A lot of support services went away during the 1900’s. The supermarket replaced the local grocer, because the automobile brought the supermarket within reach of a much larger local customer-base, and the trucking industry brought enough daily goods to keep the supermarket stocked for all those people. Corner stores scaled back or went out of business. Suburbs spread out into places that were wilderness in 1900. Horse-drawn wagons vanished. Horses mostly vanished. Carriages vanished. Ice trucks vanished. Families dispersed across the country. Family gatherings changed from weekly, to yearly, to not-at-all. The parish, the grange-hall, the community center all unraveled and became quaint historical monuments.

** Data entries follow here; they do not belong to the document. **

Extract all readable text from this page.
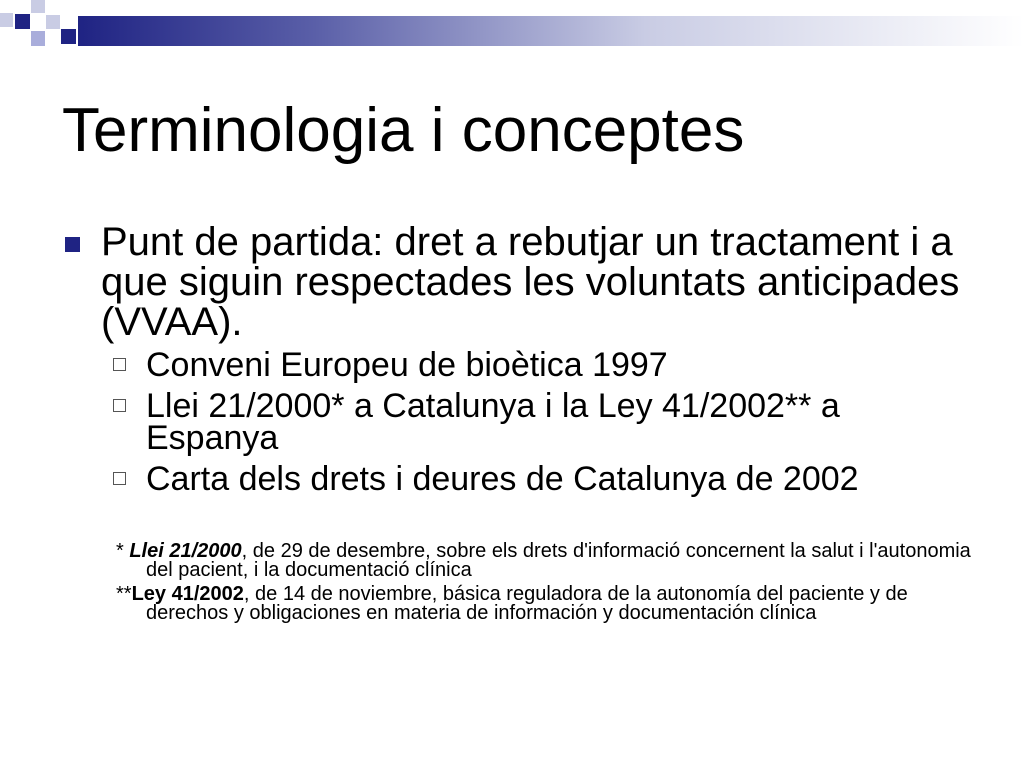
Terminologia i conceptes

Punt de partida: dret a rebutjar un tractament i a que siguin respectades les voluntats anticipades (VVAA).

Conveni Europeu de bioètica 1997
Llei 21/2000* a Catalunya i la Ley 41/2002** a Espanya
Carta dels drets i deures de Catalunya de 2002

* Llei 21/2000, de 29 de desembre, sobre els drets d'informació concernent la salut i l'autonomia del pacient, i la documentació clínica

**Ley 41/2002, de 14 de noviembre, básica reguladora de la autonomía del paciente y de derechos y obligaciones en materia de información y documentación clínica
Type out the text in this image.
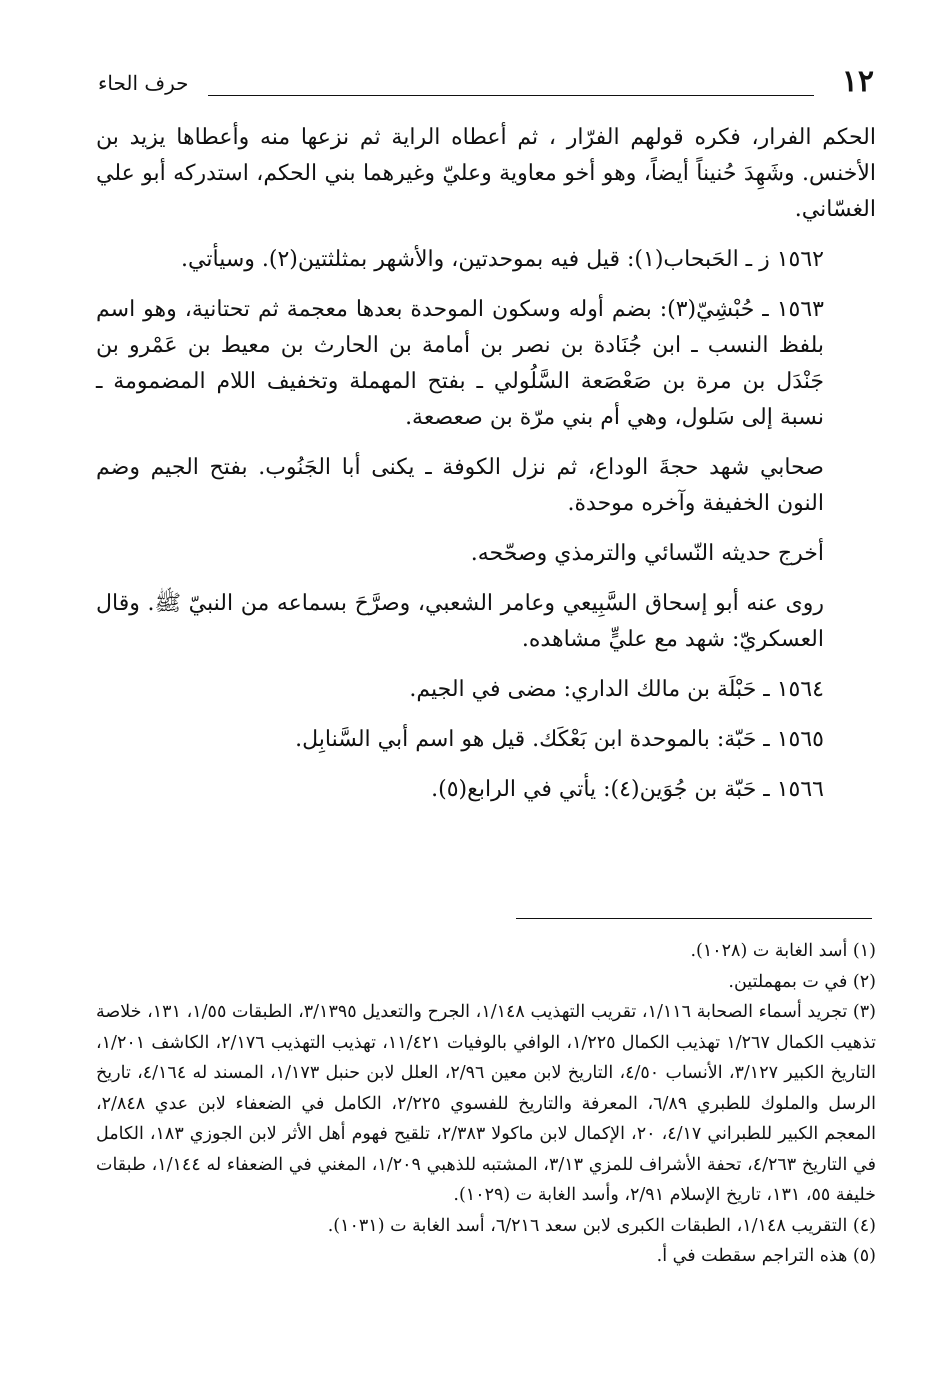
١٢
حرف الحاء

الحكم الفرار، فكره قولهم الفرّار ، ثم أعطاه الراية ثم نزعها منه وأعطاها يزيد بن الأخنس. وشَهِدَ حُنيناً أيضاً، وهو أخو معاوية وعليّ وغيرهما بني الحكم، استدركه أبو علي الغسّاني.

١٥٦٢ ز ـ الحَبحاب(١): قيل فيه بموحدتين، والأشهر بمثلثتين(٢). وسيأتي.

١٥٦٣ ـ حُبْشِيّ(٣): بضم أوله وسكون الموحدة بعدها معجمة ثم تحتانية، وهو اسم بلفظ النسب ـ ابن جُنَادة بن نصر بن أمامة بن الحارث بن معيط بن عَمْرو بن جَنْدَل بن مرة بن صَعْصَعة السَّلُولي ـ بفتح المهملة وتخفيف اللام المضمومة ـ نسبة إلى سَلول، وهي أم بني مرّة بن صعصعة.

صحابي شهد حجةَ الوداع، ثم نزل الكوفة ـ يكنى أبا الجَنُوب. بفتح الجيم وضم النون الخفيفة وآخره موحدة.

أخرج حديثه النّسائي والترمذي وصحّحه.

روى عنه أبو إسحاق السَّبِيعي وعامر الشعبي، وصرَّحَ بسماعه من النبيّ ﷺ. وقال العسكريّ: شهد مع عليٍّ مشاهده.

١٥٦٤ ـ حَبْلَة بن مالك الداري: مضى في الجيم.

١٥٦٥ ـ حَبّة: بالموحدة ابن بَعْكَك. قيل هو اسم أبي السَّنابِل.

١٥٦٦ ـ حَبّة بن جُوَين(٤): يأتي في الرابع(٥).

(١) أسد الغابة ت (١٠٢٨).

(٢) في ت بمهملتين.

(٣) تجريد أسماء الصحابة ١/١١٦، تقريب التهذيب ١/١٤٨، الجرح والتعديل ٣/١٣٩٥، الطبقات ١/٥٥، ١٣١، خلاصة تذهيب الكمال ١/٢٦٧ تهذيب الكمال ١/٢٢٥، الوافي بالوفيات ١١/٤٢١، تهذيب التهذيب ٢/١٧٦، الكاشف ١/٢٠١، التاريخ الكبير ٣/١٢٧، الأنساب ٤/٥٠، التاريخ لابن معين ٢/٩٦، العلل لابن حنبل ١/١٧٣، المسند له ٤/١٦٤، تاريخ الرسل والملوك للطبري ٦/٨٩، المعرفة والتاريخ للفسوي ٢/٢٢٥، الكامل في الضعفاء لابن عدي ٢/٨٤٨، المعجم الكبير للطبراني ٤/١٧، ٢٠، الإكمال لابن ماكولا ٢/٣٨٣، تلقيح فهوم أهل الأثر لابن الجوزي ١٨٣، الكامل في التاريخ ٤/٢٦٣، تحفة الأشراف للمزي ٣/١٣، المشتبه للذهبي ١/٢٠٩، المغني في الضعفاء له ١/١٤٤، طبقات خليفة ٥٥، ١٣١، تاريخ الإسلام ٢/٩١، وأسد الغابة ت (١٠٢٩).

(٤) التقريب ١/١٤٨، الطبقات الكبرى لابن سعد ٦/٢١٦، أسد الغابة ت (١٠٣١).

(٥) هذه التراجم سقطت في أ.
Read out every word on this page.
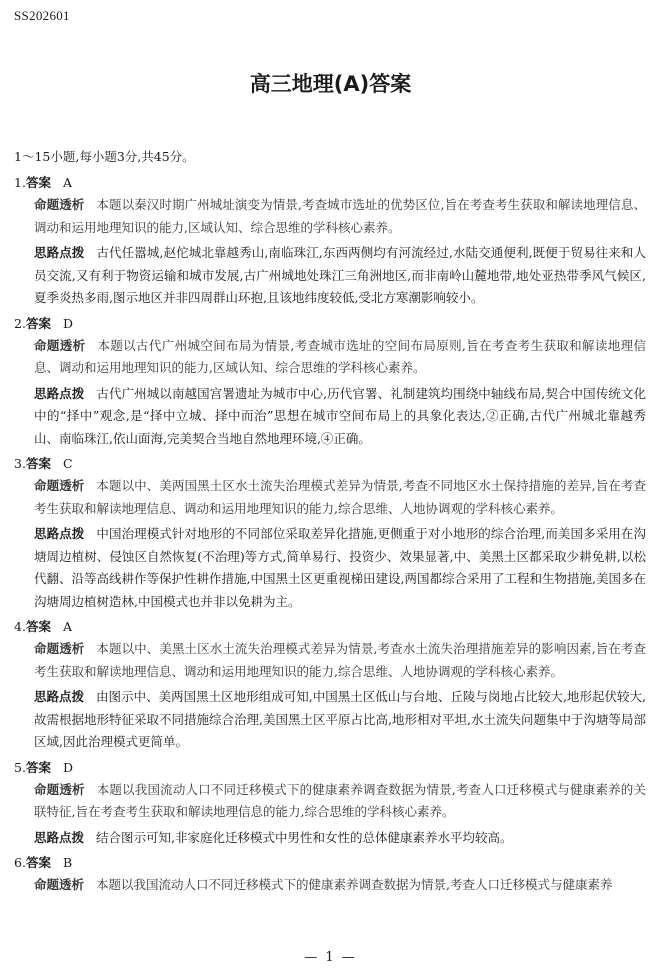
SS202601
高三地理(A)答案
1～15小题,每小题3分,共45分。
1.答案 A

命题透析 本题以秦汉时期广州城址演变为情景,考查城市选址的优势区位,旨在考查考生获取和解读地理信息、调动和运用地理知识的能力,区域认知、综合思维的学科核心素养。

思路点拨 古代任嚣城,赵佗城北靠越秀山,南临珠江,东西两侧均有河流经过,水陆交通便利,既便于贸易往来和人员交流,又有利于物资运输和城市发展,古广州城地处珠江三角洲地区,而非南岭山麓地带,地处亚热带季风气候区,夏季炎热多雨,图示地区并非四周群山环抱,且该地纬度较低,受北方寒潮影响较小。

2.答案 D

命题透析 本题以古代广州城空间布局为情景,考查城市选址的空间布局原则,旨在考查考生获取和解读地理信息、调动和运用地理知识的能力,区域认知、综合思维的学科核心素养。

思路点拨 古代广州城以南越国宫署遗址为城市中心,历代官署、礼制建筑均围绕中轴线布局,契合中国传统文化中的“择中”观念,是“择中立城、择中而治”思想在城市空间布局上的具象化表达,②正确,古代广州城北靠越秀山、南临珠江,依山面海,完美契合当地自然地理环境,④正确。

3.答案 C

命题透析 本题以中、美两国黑土区水土流失治理模式差异为情景,考查不同地区水土保持措施的差异,旨在考查考生获取和解读地理信息、调动和运用地理知识的能力,综合思维、人地协调观的学科核心素养。

思路点拨 中国治理模式针对地形的不同部位采取差异化措施,更侧重于对小地形的综合治理,而美国多采用在沟塘周边植树、侵蚀区自然恢复(不治理)等方式,简单易行、投资少、效果显著,中、美黑土区都采取少耕免耕,以松代翻、沿等高线耕作等保护性耕作措施,中国黑土区更重视梯田建设,两国都综合采用了工程和生物措施,美国多在沟塘周边植树造林,中国模式也并非以免耕为主。

4.答案 A

命题透析 本题以中、美黑土区水土流失治理模式差异为情景,考查水土流失治理措施差异的影响因素,旨在考查考生获取和解读地理信息、调动和运用地理知识的能力,综合思维、人地协调观的学科核心素养。

思路点拨 由图示中、美两国黑土区地形组成可知,中国黑土区低山与台地、丘陵与岗地占比较大,地形起伏较大,故需根据地形特征采取不同措施综合治理,美国黑土区平原占比高,地形相对平坦,水土流失问题集中于沟塘等局部区域,因此治理模式更简单。

5.答案 D

命题透析 本题以我国流动人口不同迁移模式下的健康素养调查数据为情景,考查人口迁移模式与健康素养的关联特征,旨在考查考生获取和解读地理信息的能力,综合思维的学科核心素养。

思路点拨 结合图示可知,非家庭化迁移模式中男性和女性的总体健康素养水平均较高。

6.答案 B

命题透析 本题以我国流动人口不同迁移模式下的健康素养调查数据为情景,考查人口迁移模式与健康素养

— 1 —
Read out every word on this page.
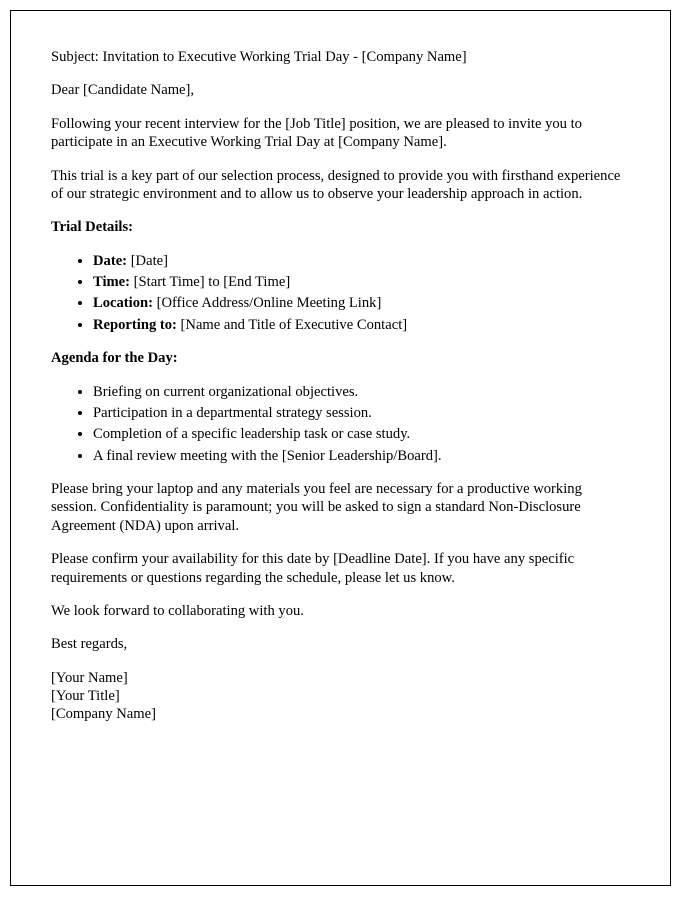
Subject: Invitation to Executive Working Trial Day - [Company Name]

Dear [Candidate Name],

Following your recent interview for the [Job Title] position, we are pleased to invite you to participate in an Executive Working Trial Day at [Company Name].

This trial is a key part of our selection process, designed to provide you with firsthand experience of our strategic environment and to allow us to observe your leadership approach in action.

Trial Details:

• Date: [Date]
• Time: [Start Time] to [End Time]
• Location: [Office Address/Online Meeting Link]
• Reporting to: [Name and Title of Executive Contact]

Agenda for the Day:

• Briefing on current organizational objectives.
• Participation in a departmental strategy session.
• Completion of a specific leadership task or case study.
• A final review meeting with the [Senior Leadership/Board].

Please bring your laptop and any materials you feel are necessary for a productive working session. Confidentiality is paramount; you will be asked to sign a standard Non-Disclosure Agreement (NDA) upon arrival.

Please confirm your availability for this date by [Deadline Date]. If you have any specific requirements or questions regarding the schedule, please let us know.

We look forward to collaborating with you.

Best regards,

[Your Name]
[Your Title]
[Company Name]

A lot of household-management technology went away, as well. The original idea of Home Economics in school, as I understand it, was to preserve and pass along the rapidly-vanishing art of managing a household. Cooking, of course. Food management: preserving, storing, unpacking, rationing in hard times. Basic nutrition. Sewing and clothing repair. Care of infants and small children. Basic medical diagnosis, treatment, and emergency care.

Shop classes taught basic manufacturing skills and tool management. I remember tempering my own chisel in shop class. Folding sheet metal. Working leather and copper. Measuring, cutting, and finishing wood.

My point is not to sing a paean to the hand-forged chisel, or to glorify the horse-drawn cart. My point is to call to mind how much has changed since the last time we knew a world without oil-powered trucks and automobiles.

As much will need to change in the next century as the oil economy winds down, and with that change will naturally come all of the new infrastructure that is needed to survive and thrive in a world without gasoline-powered cars and air travel.

This is infrastructure that currently does not exist. We spent a century dismantling huge pieces of it. We don’t know what pieces we’ll need to recover, and what pieces need to be invented. Even if we tried to anticipate this and get a head start on this infrastructure, no one would use it. Not while an oil-powered alternative still exists.

So to take your tone, Mr. Maher: Exactly what the fuck do you expect of the young? What behavior, exactly, would relieve them of the onus of your contempt for their hypocrisy?

Do you want them to voluntarily start raising chickens in their back yards, and putting up their own potatoes and bacon for the winter? Do you want them to walk two miles to school? Do you expect them to love comfort — or what is marketed as comfort — any less than you do?

Perhaps they do admire a woman who has a room full of clothing she has only worn once. How many of them actually have anything they have only worn once? How many Medieval daughters swooned over the idea of a silk gown? How many Medieval sons longed for a sword made of Damascus steel? How many actually burdened the world with such extravagances?

What people dream about rarely has much to do with how they live. It’s kind of the point of a dream.

Do you really expect the Zoomers to be any wiser than you were at their age?